Contrast my experience at the mikveh with Elijah’s encounter with God. Elijah stood atop the mountain as “the Eternal passed by. There was a great and mighty wind, splitting mountains and shattering rocks by the power of the Eternal, but the Eternal was not in the wind. After the wind, an earthquake, but the Eternal was not in the earthquake. After the earthquake, fire, but the Eternal was not in the fire.” And what then? “A soft murmuring sound,” sometimes translated as “a still, small voice.” (1 Kings 19:11-12.) God was not in the fire, but in a whisper, and in order to hear a whisper, one must listen.
There is no magic in our rituals. Reciting the motzi over a loaf of challah does not make that bread more sacred than any other. But saying a blessing over food we are about to eat does change our relationship with it. The profundity of a ritual, then, is to be found not in the change it makes in the world, but in ourselves.
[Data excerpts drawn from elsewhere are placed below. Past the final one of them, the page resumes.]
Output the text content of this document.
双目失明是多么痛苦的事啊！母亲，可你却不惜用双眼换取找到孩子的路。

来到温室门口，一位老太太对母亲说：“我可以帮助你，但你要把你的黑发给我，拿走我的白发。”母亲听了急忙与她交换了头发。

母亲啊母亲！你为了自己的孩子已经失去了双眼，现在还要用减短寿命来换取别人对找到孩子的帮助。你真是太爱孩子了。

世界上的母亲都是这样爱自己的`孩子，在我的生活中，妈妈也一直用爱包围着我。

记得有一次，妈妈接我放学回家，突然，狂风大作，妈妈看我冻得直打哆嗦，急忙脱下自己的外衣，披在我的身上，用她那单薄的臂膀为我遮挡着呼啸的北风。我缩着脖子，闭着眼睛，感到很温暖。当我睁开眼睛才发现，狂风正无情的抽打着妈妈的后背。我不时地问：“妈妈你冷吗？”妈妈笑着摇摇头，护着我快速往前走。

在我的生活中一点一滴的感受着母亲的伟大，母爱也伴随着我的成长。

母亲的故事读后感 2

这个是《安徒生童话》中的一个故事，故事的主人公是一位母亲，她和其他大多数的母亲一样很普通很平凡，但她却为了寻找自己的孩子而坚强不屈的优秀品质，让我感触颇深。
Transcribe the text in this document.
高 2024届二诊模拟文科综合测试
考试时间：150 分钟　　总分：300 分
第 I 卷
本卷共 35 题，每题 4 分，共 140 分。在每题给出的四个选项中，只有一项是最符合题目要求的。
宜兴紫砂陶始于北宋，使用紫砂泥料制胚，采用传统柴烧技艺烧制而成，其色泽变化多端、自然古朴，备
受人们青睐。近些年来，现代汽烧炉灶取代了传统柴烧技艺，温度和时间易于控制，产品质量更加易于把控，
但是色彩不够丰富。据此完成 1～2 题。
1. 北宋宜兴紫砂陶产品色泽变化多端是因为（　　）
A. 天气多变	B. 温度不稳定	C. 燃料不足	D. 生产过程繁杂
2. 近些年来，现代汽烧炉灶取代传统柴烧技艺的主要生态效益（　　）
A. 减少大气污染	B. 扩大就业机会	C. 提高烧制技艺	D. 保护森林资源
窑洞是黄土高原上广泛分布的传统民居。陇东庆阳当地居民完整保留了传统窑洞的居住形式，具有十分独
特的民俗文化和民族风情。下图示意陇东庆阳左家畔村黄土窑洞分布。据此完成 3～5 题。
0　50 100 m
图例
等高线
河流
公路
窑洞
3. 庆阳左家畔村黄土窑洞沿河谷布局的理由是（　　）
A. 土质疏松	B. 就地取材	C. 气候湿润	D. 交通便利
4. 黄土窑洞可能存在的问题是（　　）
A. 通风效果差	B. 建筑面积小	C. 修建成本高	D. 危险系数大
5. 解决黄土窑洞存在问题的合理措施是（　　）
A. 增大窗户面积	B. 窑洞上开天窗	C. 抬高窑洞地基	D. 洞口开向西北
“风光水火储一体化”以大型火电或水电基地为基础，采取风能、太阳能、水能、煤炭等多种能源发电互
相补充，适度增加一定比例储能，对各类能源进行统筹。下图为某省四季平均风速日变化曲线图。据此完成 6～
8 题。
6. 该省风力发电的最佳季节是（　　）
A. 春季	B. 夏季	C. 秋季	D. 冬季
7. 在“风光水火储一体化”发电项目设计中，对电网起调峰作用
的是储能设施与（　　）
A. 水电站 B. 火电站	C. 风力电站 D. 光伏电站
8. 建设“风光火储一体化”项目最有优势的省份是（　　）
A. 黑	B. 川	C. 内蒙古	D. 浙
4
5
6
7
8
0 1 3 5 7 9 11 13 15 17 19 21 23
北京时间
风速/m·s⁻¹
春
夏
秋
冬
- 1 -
We cannot, like God, call down wind and fire but, through ritual, through saying a blessing or lighting the candles, we can create the space necessary to listen to that still, small voice and, having heard it, can ourselves go forth to effect change in the world.
Shannon and me at a recent Finnegan family BBQ.
Just as I did not prepare myself for the mikveh, I did not consider the implications of converting to Judaism before I married Shannon. It didn’t occur to me that our different “statuses” might be an issue, or that some people might deny altogether the legitimacy of our (Jewish) union. Indeed, it was only earlier this year, after I had begun to “settle into” my Jewish identity, that I discovered how hotly contested intermarriage is. A conversation begun in Reform Judaism Magazine over whether or not rabbinical students at HUC-JIR should be admitted if they are married to non-Jews continues to provoke responses on both sides of the debate. (IFF founder Ed Case relates some responses here.) I read the editorials that were published, and I read the comments on the editorials, and I began to worry. Was I doing something wrong by planning a Jewish wedding when my partner isn’t Jewish?
A friend told me that no matter how “humane” or “compassionate” the arguments one makes, a wedding ceremony between a Jew and a non-Jew simply cannot be Jewish. And I confess to writing an e-mail to a Reform rabbi who published an editorial condemning intermarriage. I explained to him my relationship with Shannon, much in the way I described it in my first post here. And he responded that, while I am “on the playing field,” Shannon will find herself “increasingly on the sidelines.” I don’t view performing mitzvot as a sport, and I’m not trying to achieve a high score. Nor is Shannon a benchwarmer.
Over the weeks, the editorials and comments about intermarriage continued to pile up. Friends told me not to read them, but I couldn’t help myself. It was like being buffeted by a mighty wind, shaken by an earthquake, or burned with fire.
I had read about the issue. I had talked about it with friends. I had thought about it. And so I did what any good liberal Jew would do: I made up my mind that I would do what I think is right, and to hell with what everyone else thought. As a rabbi and friend of mine has put it, “Haters gonna hate.” I can’t control what some members of our community think.
I intend to approach our wedding with greater kavannah than I did my visit to the mikveh. The debate about intermarriage rages on, but I’ve stopped paying attention to it: God is not in the fire. Now I’m free to listen to the still, small voice.